A quick peek online shows that the South Carolina State Climatology Office is recording a severe drought for almost the whole state. There's your reason.
The spent-fuel attack scenario (not just a "radiation release" would involve so much work and effort, the odds of a successful one for the worst-case scenario would be pretty small. Worry about asteroid strikes first.
That said, it's an old design, and should be retired in favor of a newer, safer reactor design. Now, if those folks in the 1970s and 1980s hadn't made it so damned hard to build nuclear plants with better designs, it might be a doable project...
I certainly don't disagree with Cirby, although there may be alternative reasons for the deficit in the desired environmental norm, and which MUST include mosquitoes, unless you hate Gaiai.
The rightwing conspiracy against nature and the liberal utopia might have caused this deficit -- maybe even the machiavellian conspiracy of the vast rightwing and monolithic enemy ... gun owners!
Be alert and report any suspicious behavior to your local political officer ... no need to suborn any rightwing effort to force us to stop allowing 12 year olds to marry and resolutely form partnerships with the Yak of their choice ... or any other species agreeing to such partnership ... or group ...
Humour drier than toasting a portrait of Antonio Carpano with a fifth of straight gin. Thanks Tad. It made my day.

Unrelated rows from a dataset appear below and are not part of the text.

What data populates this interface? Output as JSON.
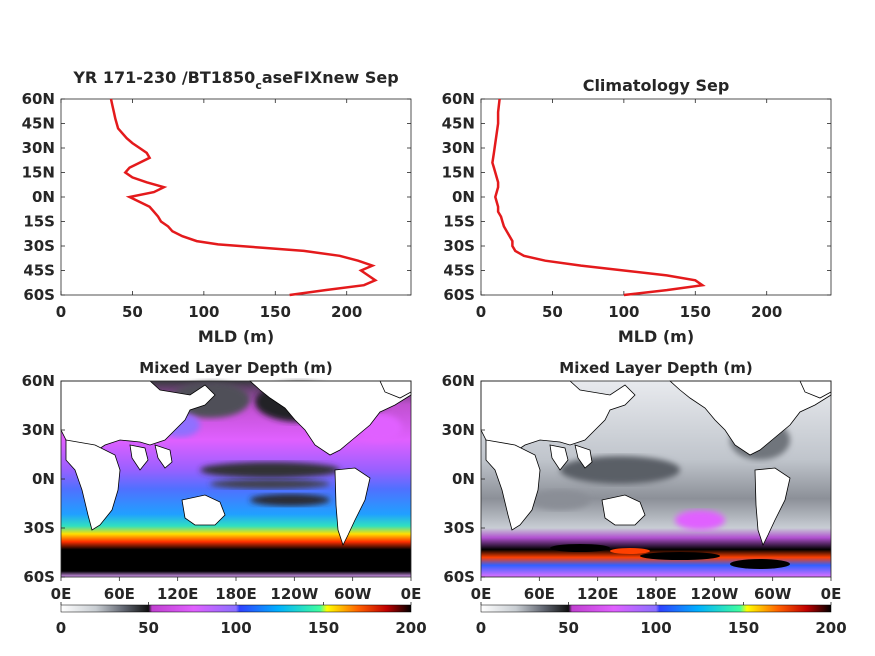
{
  "chart_data": [
    {
      "type": "line",
      "title": "YR 171-230 /BT1850",
      "title_sub": "c",
      "title_rest": "aseFIXnew Sep",
      "xlabel": "MLD (m)",
      "xlim": [
        0,
        245
      ],
      "ylim": [
        -60,
        60
      ],
      "xticks": [
        "0",
        "50",
        "100",
        "150",
        "200"
      ],
      "yticks": [
        "60N",
        "45N",
        "30N",
        "15N",
        "0N",
        "15S",
        "30S",
        "45S",
        "60S"
      ],
      "color": "#e41a1c",
      "series": [
        {
          "x": [
            160,
            185,
            212,
            220,
            215,
            210,
            218,
            208,
            195,
            170,
            140,
            110,
            95,
            85,
            78,
            75,
            70,
            68,
            65,
            62,
            55,
            48,
            65,
            72,
            60,
            50,
            45,
            48,
            55,
            62,
            60,
            55,
            50,
            46,
            40,
            38,
            37,
            36,
            35
          ],
          "y": [
            -60,
            -57,
            -54,
            -51,
            -48,
            -45,
            -42,
            -39,
            -36,
            -33,
            -31,
            -29,
            -27,
            -24,
            -21,
            -18,
            -15,
            -12,
            -9,
            -6,
            -3,
            0,
            3,
            6,
            9,
            12,
            15,
            18,
            21,
            24,
            27,
            30,
            33,
            36,
            42,
            48,
            52,
            56,
            60
          ]
        }
      ]
    },
    {
      "type": "line",
      "title": "Climatology Sep",
      "xlabel": "MLD (m)",
      "xlim": [
        0,
        245
      ],
      "ylim": [
        -60,
        60
      ],
      "xticks": [
        "0",
        "50",
        "100",
        "150",
        "200"
      ],
      "yticks": [
        "60N",
        "45N",
        "30N",
        "15N",
        "0N",
        "15S",
        "30S",
        "45S",
        "60S"
      ],
      "color": "#e41a1c",
      "series": [
        {
          "x": [
            100,
            130,
            155,
            150,
            130,
            100,
            70,
            45,
            30,
            24,
            22,
            22,
            20,
            18,
            16,
            15,
            14,
            12,
            12,
            11,
            10,
            11,
            12,
            12,
            11,
            10,
            9,
            8,
            9,
            10,
            11,
            12,
            12,
            13
          ],
          "y": [
            -60,
            -57,
            -54,
            -51,
            -48,
            -45,
            -42,
            -39,
            -36,
            -33,
            -30,
            -27,
            -24,
            -21,
            -18,
            -15,
            -12,
            -9,
            -6,
            -3,
            0,
            3,
            6,
            9,
            12,
            15,
            18,
            21,
            27,
            33,
            39,
            45,
            52,
            60
          ]
        }
      ]
    },
    {
      "type": "heatmap",
      "title": "Mixed Layer Depth (m)",
      "yticks": [
        "60N",
        "30N",
        "0N",
        "30S",
        "60S"
      ],
      "xticks": [
        "0E",
        "60E",
        "120E",
        "180E",
        "120W",
        "60W",
        "0E"
      ],
      "colorbar": {
        "ticks": [
          "0",
          "50",
          "100",
          "150",
          "200"
        ],
        "range": [
          0,
          200
        ]
      }
    },
    {
      "type": "heatmap",
      "title": "Mixed Layer Depth (m)",
      "yticks": [
        "60N",
        "30N",
        "0N",
        "30S",
        "60S"
      ],
      "xticks": [
        "0E",
        "60E",
        "120E",
        "180E",
        "120W",
        "60W",
        "0E"
      ],
      "colorbar": {
        "ticks": [
          "0",
          "50",
          "100",
          "150",
          "200"
        ],
        "range": [
          0,
          200
        ]
      }
    }
  ],
  "colormap": [
    "#ffffff",
    "#c8cdd2",
    "#8a8e95",
    "#404045",
    "#1a1a1a",
    "#b040c0",
    "#e060ff",
    "#a070ff",
    "#3050ff",
    "#00a0ff",
    "#00e0e0",
    "#40ff80",
    "#ffff00",
    "#ff8000",
    "#ff0000",
    "#8b0000",
    "#000000"
  ]
}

Lake Murray is your answer dude. Dreher Island State Park.
Walking around with a Geiger counter is fun.
And it helps give a sense of perspective.

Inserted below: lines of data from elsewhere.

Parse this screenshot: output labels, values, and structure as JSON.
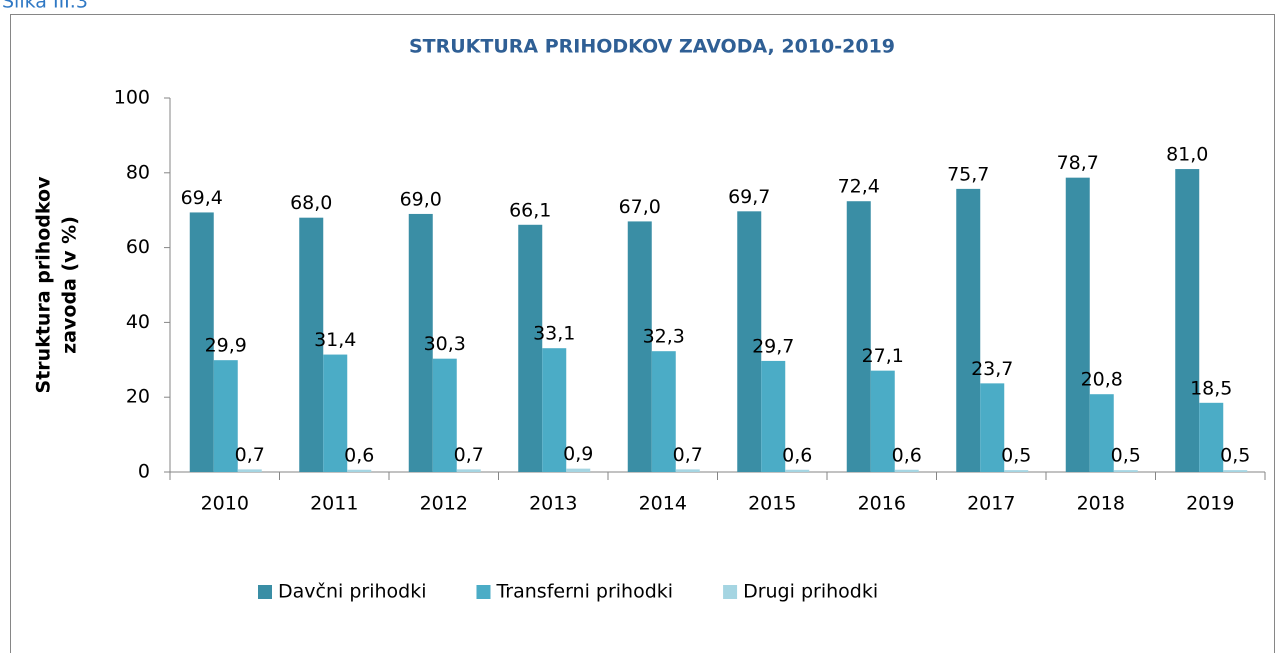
{
  "caption": "Slika III.3",
  "chart_data": {
    "type": "bar",
    "title": "STRUKTURA PRIHODKOV ZAVODA, 2010-2019",
    "y_label": [
      "Struktura prihodkov",
      "zavoda (v %)"
    ],
    "categories": [
      "2010",
      "2011",
      "2012",
      "2013",
      "2014",
      "2015",
      "2016",
      "2017",
      "2018",
      "2019"
    ],
    "series": [
      {
        "name": "Davčni prihodki",
        "color": "#3a8ea5",
        "values": [
          69.4,
          68.0,
          69.0,
          66.1,
          67.0,
          69.7,
          72.4,
          75.7,
          78.7,
          81.0
        ],
        "value_labels": [
          "69,4",
          "68,0",
          "69,0",
          "66,1",
          "67,0",
          "69,7",
          "72,4",
          "75,7",
          "78,7",
          "81,0"
        ]
      },
      {
        "name": "Transferni prihodki",
        "color": "#4bacc6",
        "values": [
          29.9,
          31.4,
          30.3,
          33.1,
          32.3,
          29.7,
          27.1,
          23.7,
          20.8,
          18.5
        ],
        "value_labels": [
          "29,9",
          "31,4",
          "30,3",
          "33,1",
          "32,3",
          "29,7",
          "27,1",
          "23,7",
          "20,8",
          "18,5"
        ]
      },
      {
        "name": "Drugi prihodki",
        "color": "#a5d5e2",
        "values": [
          0.7,
          0.6,
          0.7,
          0.9,
          0.7,
          0.6,
          0.6,
          0.5,
          0.5,
          0.5
        ],
        "value_labels": [
          "0,7",
          "0,6",
          "0,7",
          "0,9",
          "0,7",
          "0,6",
          "0,6",
          "0,5",
          "0,5",
          "0,5"
        ]
      }
    ],
    "ylim": [
      0,
      100
    ],
    "yticks": [
      0,
      20,
      40,
      60,
      80,
      100
    ],
    "grid": false,
    "legend": "bottom"
  }
}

Household pottery and dishes can be measurably radioactive, depending on how they're made.
That one above apparently doesn't click. They want $900 for a clicking one.
You can pick up an old "it clicks" Geiger counter on Ebay, cheap. And it looks cool.
We just bought a small piece of property on Lake Hartwell and our new neighbors told us not to eat the fish from the lake because of contamination. Of the three houses surrounding us, all of the men in the house died from cancer shortly after moving in. Do you think there is any connection to the nuclear power plant?
The plant's radioactive releases are minor and are discharged into the tailrace (downstream) of the Keowee Hydro Station, which is Lake Hartwell NOT Keowee.
Furthermore, the contamination in Hartwell is PCB contamination (NOT radioactive contamination), which is the subject of a federal court case - Between 1955 and 1977, 400,000 pounds of PCBs were released from the former Sangamo-Weston capacitor manufacturing site in Pickens now owned by Schlumberger.
The plant has nothing to do with the lack of insects. Only a small fraction of Keowee's nearly 1,000,000 acre-feet of water is circulated through each unit's condensers to cool the secondary fluid before returning it to the unit's steam generators.